Aku mengangguk, lalu menyimpan uang pemberian ibu.

***

Tak lama setelah Ambu pergi ke rumah Pak Lurah, aku pun ke warung untuk membeli pesanan Ambu.

“Mau hutang lagi, Lan?” tanya Teh Mirna pemilik warung sembako dengan ketus. Ibu-ibu yang sedang berbelanja di warung menoleh ke arahku.

“Enggak. Wulan bawa uang. Teh, Wulan mau beli telur seperapat sama beras satu liter.”

“Mana coba uangnya?”

Wajar, kalau Teh Mirna tidak percaya karena hutang keluargaku sudah berlembar-lembar di buku catatan hutang milik Teh Mirna. Aku memperlihatkan dua lembar uang kertas ke hadapannya.

“Lan, kamu ‘kan lulusan SMA. Kenapa tidak kerja di kota saja? Kalau kamu kerja pasti bisa bantu-bantu keuangan keluargamu kamu,” celetuk Teh Zulfa, tiba-tiba sudah berada di sampingku.

“Benar sekali! Apalagi kamu punya badan bagus, wajah cantik. Pasti sangat mudah mendapat pekerjaan.” Giliran Teh Yati ikut berbicara. Aku masih enggan menanggapi.

“Jadi artis dangdut saja atuh, Lan ... Ikut sama si Kang Heri. Kalau mau, nanti teh Zulfa yang bicara.”

“Nih, belanjaannya. Telur delapan ribu, beras sepuluh ribu. Jadi, delapan belas ribu,” ujar Teh Mirna dengan suara yang jauh dari kata ramah. Aku menyerahkan uang berwarna hijau.

“Ya ampun, Wulaaan ... kalau diajak ngobrol, tanggapi dong! Malah diam saja! Kamu tuli?” Protes Teh Yati. Aku menghela napas kasar. Berusaha tetap sabar.

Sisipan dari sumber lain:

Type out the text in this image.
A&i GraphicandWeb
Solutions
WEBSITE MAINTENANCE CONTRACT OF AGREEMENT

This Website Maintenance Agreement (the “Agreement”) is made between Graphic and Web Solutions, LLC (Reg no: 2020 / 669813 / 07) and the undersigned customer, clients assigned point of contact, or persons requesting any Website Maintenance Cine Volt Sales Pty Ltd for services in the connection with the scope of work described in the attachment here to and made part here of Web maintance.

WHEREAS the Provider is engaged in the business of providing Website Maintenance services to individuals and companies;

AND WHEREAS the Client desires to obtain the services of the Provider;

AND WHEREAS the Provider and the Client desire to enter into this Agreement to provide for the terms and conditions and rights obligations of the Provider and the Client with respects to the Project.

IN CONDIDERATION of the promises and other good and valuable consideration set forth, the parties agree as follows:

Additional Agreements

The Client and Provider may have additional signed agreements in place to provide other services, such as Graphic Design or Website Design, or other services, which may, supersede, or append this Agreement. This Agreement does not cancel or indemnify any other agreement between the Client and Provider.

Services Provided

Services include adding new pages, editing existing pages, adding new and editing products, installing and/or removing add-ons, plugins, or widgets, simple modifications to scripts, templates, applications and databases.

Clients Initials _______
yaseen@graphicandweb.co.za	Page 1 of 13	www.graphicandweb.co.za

“Si Wulan itu pemalas. Percuma cantik juga kalau malas! Makanya sampai sekarang masih jomblo! Cantik juga percuma, ditinggal kawin terus sama pacarnya. Ya iyalah, orang si Wulan pemalas,” cetus pemilik warung, menyerahkan kembalian dua ribu rupiah.

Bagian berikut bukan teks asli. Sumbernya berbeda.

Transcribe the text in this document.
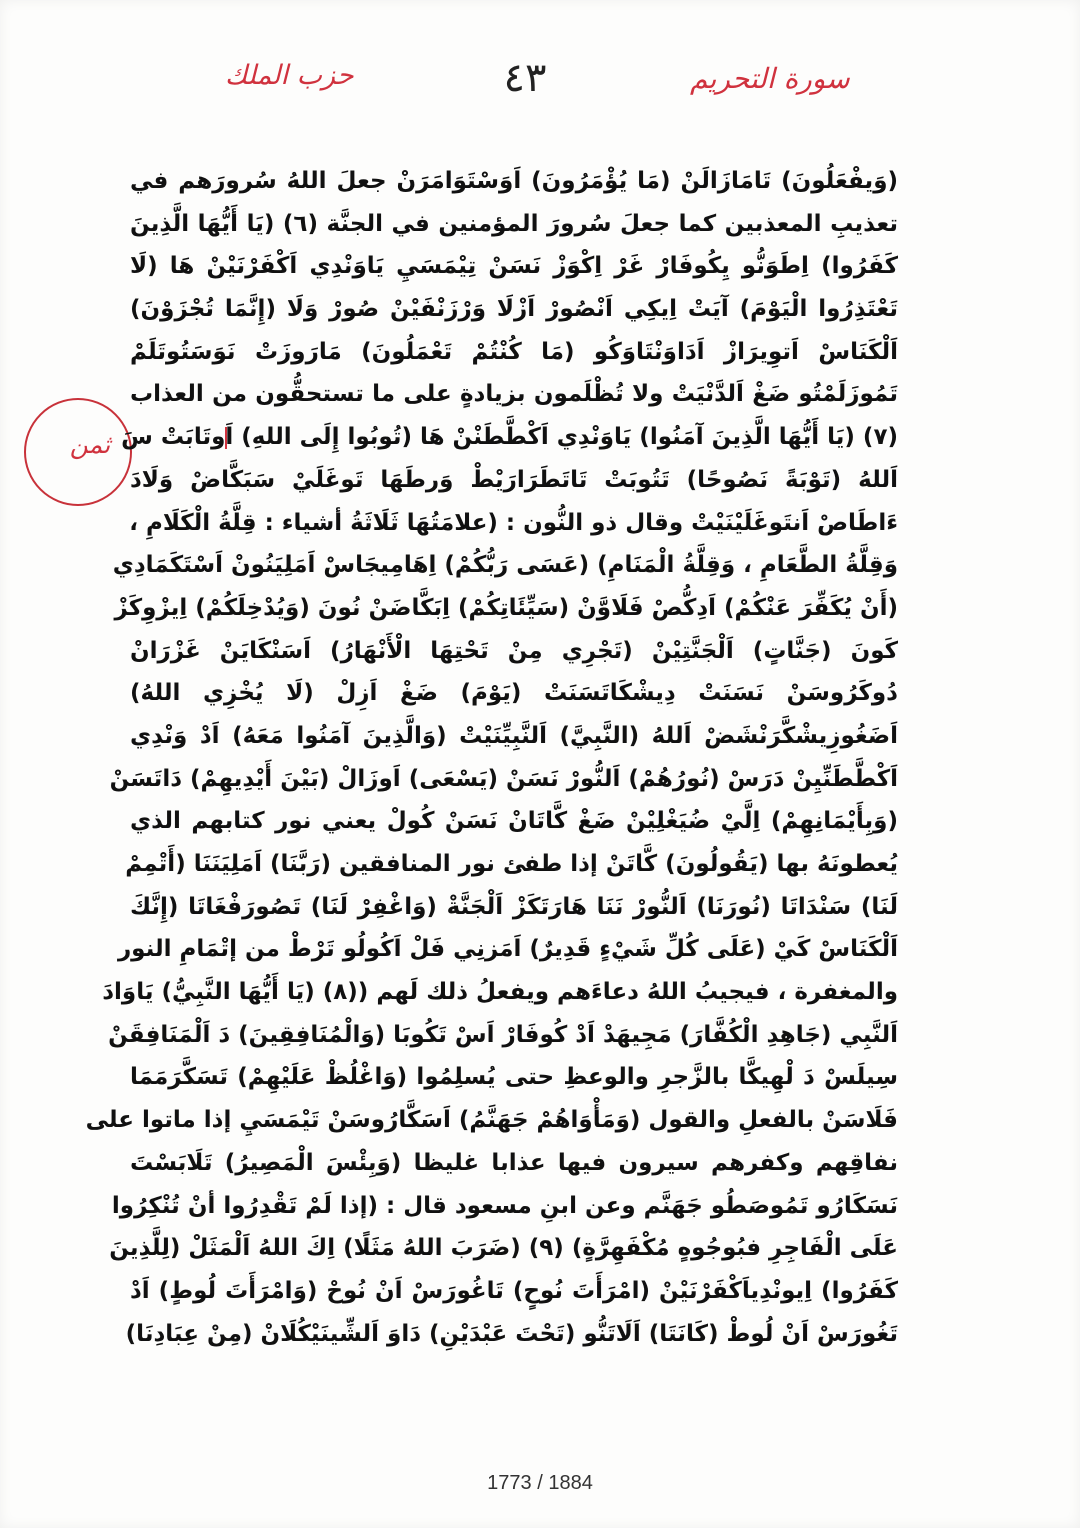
سورة التحريم
٤٣
حزب الملك
ثمن
(وَيفْعَلُونَ) تَامَازَالَنْ (مَا يُؤْمَرُونَ) اَوَسْتَوَامَرَنْ جعلَ اللهُ سُرورَهم في
تعذيبِ المعذبين كما جعلَ سُرورَ المؤمنين في الجنَّة (٦) (يَا أَيُّهَا الَّذِينَ
كَفَرُوا) اِطَوَنُّو يِكُوفَارْ غَرْ اِكْوَزْ نَسَنْ تِيْمَسَيِ يَاوَنْدِي اَكْفَرْنَيْنْ هَا (لَا
تَعْتَذِرُوا الْيَوْمَ) آيَتْ اِيكِي اَنْصُورْ اَزْلَا وَرْزَنْفَيْنْ صُورْ وَلَا (إِنَّمَا تُجْزَوْنَ)
اَلْكَنَاسْ اَتوِيرَازْ اَدَاوَنْتَاوَكُو (مَا كُنْتُمْ تَعْمَلُونَ) مَارَوزَتْ نَوَسَتُوتَلَمْ
تَمُوزَلَمْتُو ضَغْ اَلدَّنْيَتْ ولا تُظْلَمون بزيادةٍ على ما تستحقُّون من العذاب
(٧) (يَا أَيُّهَا الَّذِينَ آمَنُوا) يَاوَنْدِي اَكْطَّطَنْنْ هَا (تُوبُوا إِلَى اللهِ) اَوتَابَتْ سَ
اَللهُ (تَوْبَةً نَصُوحًا) تَتُوبَتْ تَاتَطَرَارَيْطْ وَرطَهَا تَوغَلَيْ سَبَكَّاضْ وَلَادَ
ءَاطَاصْ اَنتَوغَلَيْنَيْتْ وقال ذو النُّون : (علامَتُهَا ثَلَاثَةُ أشياء : قِلَّةُ الْكَلَامِ ،
وَقِلَّةُ الطَّعَامِ ، وَقِلَّةُ الْمَنَامِ) (عَسَى رَبُّكُمْ) اِهَامِيجَاسْ اَمَلِيَنُونْ اَسْتَكَمَادِي
(أَنْ يُكَفِّرَ عَنْكُمْ) اَدِكُّصْ فَلَاوَّنْ (سَيِّئَاتِكُمْ) اِبَكَّاضَنْ نُونَ (وَيُدْخِلَكُمْ) اِيزْوِكَزْ
كَونَ (جَنَّاتٍ) اَلْجَنَّتِيْنْ (تَجْرِي مِنْ تَحْتِهَا الْأَنْهَارُ) اَسَنْكَايَنْ غَزْرَانْ
دُوكَرُوسَنْ نَسَنَتْ دِيشْكَاتَسَنَتْ (يَوْمَ) ضَغْ اَزِلْ (لَا يُخْزِي اللهُ)
اَضَغُوزِيشْكَّرَنْشَضْ اَللهُ (النَّبِيَّ) اَلنَّبِيِّنَيْتْ (وَالَّذِينَ آمَنُوا مَعَهُ) اَدْ وَنْدِي
اَكْطَّطَنِّيِنْ دَرَسْ (نُورُهُمْ) اَلنُّورْ نَسَنْ (يَسْعَى) اَوزَالْ (بَيْنَ أَيْدِيهِمْ) دَاتَسَنْ
(وَبِأَيْمَانِهِمْ) اِلَّيْ ضُيَغْلِيْنْ ضَغْ كَّاتَانْ نَسَنْ كُولْ يعني نور كتابهم الذي
يُعطونَهُ بها (يَقُولُونَ) كَّاتَنْ إذا طفئ نور المنافقين (رَبَّنَا) اَمَلِيَنَنَا (أَتْمِمْ
لَنَا) سَنْدَاتَا (نُورَنَا) اَلنُّورْ نَنَا هَارَتَكَزْ اَلْجَنَّةْ (وَاغْفِرْ لَنَا) تَصُورَفْغَاتَا (إِنَّكَ
اَلْكَنَاسْ كَيْ (عَلَى كُلِّ شَيْءٍ قَدِيرٌ) اَمَزنِي فَلْ اَكُولُو تَرْطْ من إتْمَامِ النور
والمغفرة ، فيجيبُ اللهُ دعاءَهم ويفعلُ ذلك لَهم ((٨) (يَا أَيُّهَا النَّبِيُّ) يَاوَادَ
اَلنَّبِي (جَاهِدِ الْكُفَّارَ) مَجِيهَدْ اَدْ كُوفَارْ اَسْ تَكُوبَا (وَالْمُنَافِقِينَ) دَ اَلْمَنَافِقَنْ
سِيلَسْ دَ لْهِيكَّا بالزَّجرِ والوعظِ حتى يُسلِمُوا (وَاغْلُظْ عَلَيْهِمْ) تَسَكَّرَمَمَا
فَلَاسَنْ بالفعلِ والقول (وَمَأْوَاهُمْ جَهَنَّمُ) اَسَكَّارُوسَنْ تَيْمَسَيِ إذا ماتوا على
نفاقِهم وكفرهم سيرون فيها عذابا غليظا (وَبِئْسَ الْمَصِيرُ) تَلَابَسْتَ
نَسَكَارُو تَمُوصَطُو جَهَنَّم وعن ابنِ مسعود قال : (إذا لَمْ تَقْدِرُوا أنْ تُنْكِرُوا
عَلَى الْفَاجِرِ فبُوجُوهٍ مُكْفَهِرَّةٍ) (٩) (ضَرَبَ اللهُ مَثَلًا) اِكَ اللهُ اَلْمَثَلْ (لِلَّذِينَ
كَفَرُوا) اِيونْدِياَكْفَرْنَيْنْ (امْرَأَتَ نُوحٍ) تَاغُورَسْ اَنْ نُوحْ (وَامْرَأَتَ لُوطٍ) اَدْ
تَغُورَسْ اَنْ لُوطْ (كَانَتَا) اَلَاتَنُّو (تَحْتَ عَبْدَيْنِ) دَاوَ اَلشِّينَيْكُلَانْ (مِنْ عِبَادِنَا)
1773 / 1884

“Kalau Wulan kerja, Ujang sama Asep siapa yang jaga?”

Akhirnya aku buka suara. Sebenarnya ingin sekali kusumpal mulut-mulut mereka.

‘Tunggu saja, suatu saat nanti aku pasti jadi orang kaya. Banyak uang!’ Tekadku dalam hati.

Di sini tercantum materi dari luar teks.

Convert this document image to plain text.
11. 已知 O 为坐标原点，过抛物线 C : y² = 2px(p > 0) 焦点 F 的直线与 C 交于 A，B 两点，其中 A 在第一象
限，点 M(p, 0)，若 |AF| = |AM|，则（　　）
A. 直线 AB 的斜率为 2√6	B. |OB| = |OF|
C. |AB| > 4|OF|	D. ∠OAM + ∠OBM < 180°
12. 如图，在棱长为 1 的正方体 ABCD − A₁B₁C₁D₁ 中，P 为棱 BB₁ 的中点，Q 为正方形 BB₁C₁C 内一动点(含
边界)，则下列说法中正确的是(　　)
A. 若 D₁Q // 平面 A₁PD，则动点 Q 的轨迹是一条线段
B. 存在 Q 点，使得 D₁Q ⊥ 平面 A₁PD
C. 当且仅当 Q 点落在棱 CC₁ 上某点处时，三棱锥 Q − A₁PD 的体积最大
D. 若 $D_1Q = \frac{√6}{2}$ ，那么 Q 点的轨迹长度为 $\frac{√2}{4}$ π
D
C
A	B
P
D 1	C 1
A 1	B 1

“Alasan! Jangan jadikan kedua adikmu sebagai alasan, Lan! Bilang saja kalau kamu itu malas! Nih, Lan ... Harusnya kamu itu bekerja! Membantu perekonomian keluarga kamu! Supaya keluarga kamu itu tidak pinjam uang terus! Tidak berhutang terus! Dasar, orang miskin!”

Mendengar ucapan Teh Marni, darahku mendidih. Rasanya sakit sekali keluarga dihina seperti ini. Bukan malas, aku hanya khawatir dengan kedua adikku yang masih kecil. Akan tetapi, perkataan mereka tidak sepenuhnya salah. Keluargaku memang terkenal sering berhutang.

Setelah mengambil uang kembalian dua ribu, aku memilih pergi meninggalkan mereka yang masih saja membicarakan dan menghina keluargaku.

***

Pekerjaan yang Ambu lakukan hanya diberi upah tiga puluh ribu perhari. Kalau ditambah dengan menyetrika, bisa diberi delapan puluh ribu. Tetapi, itu pun hanya kadang-kadang saja menyetrikanya.

Aku tidak seperti gadis desa lain. Keseharianku hanya dirumah menjaga adik-adik. Sudah malas juga bergaul dengan anak-anak sebaya di desa ini.

“Mendingan aku, Lan. Walaupun tidak secantik kamu, tetapi sudah punya pacar.”

Mumun menyombongkan diri pada saat kami berkumpul untuk merayakan acara perlombaan tujuh belas Agustus tahun lalu.

“Kasihan kamu, Lan ... Punya wajah cantik tidak berguna! Sekalinya punya tunangan, malah ditikung sahabat sendiri. Tetapi, wajar si Cecep lebih memilih si Minah. Minah kan orang tuanya punya sawah banyak. Lah kamu? Cuma punya banyak hutang. Hahahaha.”

Perkataan teman-temanku yang mengejek terdengar kembali.

Usia belasan tahun gadis di desaku sudah menikah. Sebenarnya dua bulan lalu, ada juragan tanah dari kecamatan lain yang ingin melamar. Akan tetapi, Ambu menolak karena laki-laki yang seumuran Abah itu telah memiliki istri.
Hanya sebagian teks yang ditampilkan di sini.